How to remain happy throughout the time we have left #2
by Irwin Lengel
One of the fun things we truly enjoy about retirement is the fact that we can pretty much pick up and travel to wherever we want to go (within our budget that is) without much concern.
Having two of our three children scattered across the country and wanting to see each of them at least once a year, we think nothing about planning trips to see them whenever it fits into both our schedules. Being retired allows us to do that.
Another thing we have found is that we still enjoy the adventure of cross-country trips. It is a known fact that there are lots of fun things to see in this great country of ours.
Last year we bit the bullet and traveled to Europe and it was a fantastic trip of a lifetime. But, that being said, there are still many, many historic and other types of attractions to see here in the states. We are hoping that we still have at least one more cross-country trip in the cards. So, what I am saying is that retirement might be a good time to travel to see what this great country has to offer.
Of course, traveling requires appropriate financing. Which brings me to yet another aspect of retirement living.
That is the possibility of part-time work to occupy some of that time. If you would ask any of my children if I were enjoying my retirement, chances are they would respond by saying - “Oh, is my dad retired?” It would appear that I have been working some type of job (part-time) ever since I retired.

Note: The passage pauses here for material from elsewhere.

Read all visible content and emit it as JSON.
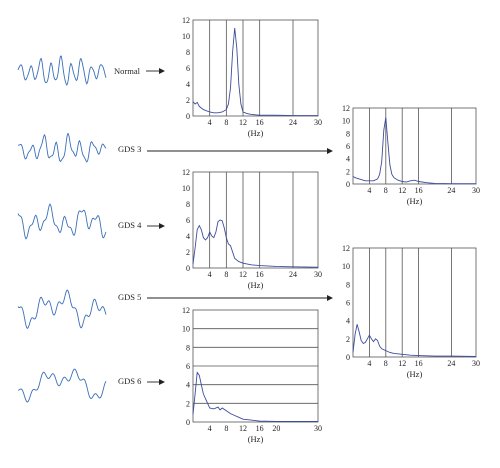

But, I do not look at any of the part-time jobs I have held as that. They were all “fun” jobs. As a matter of fact, when I get the text asking if I am available to teach one or two classes of an upcoming Semester, the first thing my wife usually asks is “When are you going to call it quits?” My usual response is “When it stops being fun!”
I enjoy teaching as much as I enjoy writing and if I can do one or both of them and earn a few bucks in the process – so much the better. Even though I am “Retired”, I still seek out odd jobs such as writing gigs and teaching assignments when I can so that we might offset some of the expenses incurred during the afore-mentioned travel adventures.
Such part-time jobs assist with the expenses so that these trips do not deplete our retirement savings. Eventually the time will come when we have to reduce the number of trips each year as cost will be one factor and health issues will be the other. While we like to think we are in excellent health, fact of the matter is that as we move forward with our retirement plans, one thing that we can be sure of is that both cost and health issues will tend to increase with age instead of disappear.
Another time-consuming project one can do during retirement is to write a travel journal. Writing and keeping pictures relating to trips could provide years of entertainment and fond memories once our traveling days were over. Another retirement pastime could be researching family history. This is a very time-consuming project but can be very fulfilling.
Bottom line is just this – as we get older during these “our golden years” – I am of the opinion that the two primary things that keep us happy and enjoying retirement boil down to finances and health.
As long as we spend wisely and pay attention to our health, we should be able to enjoy our retirement years. But, one thing we can be pretty sure of is that we will have more changes in our lives as we move forward. The secret to remaining happy is to expect change and adapt to it as it comes.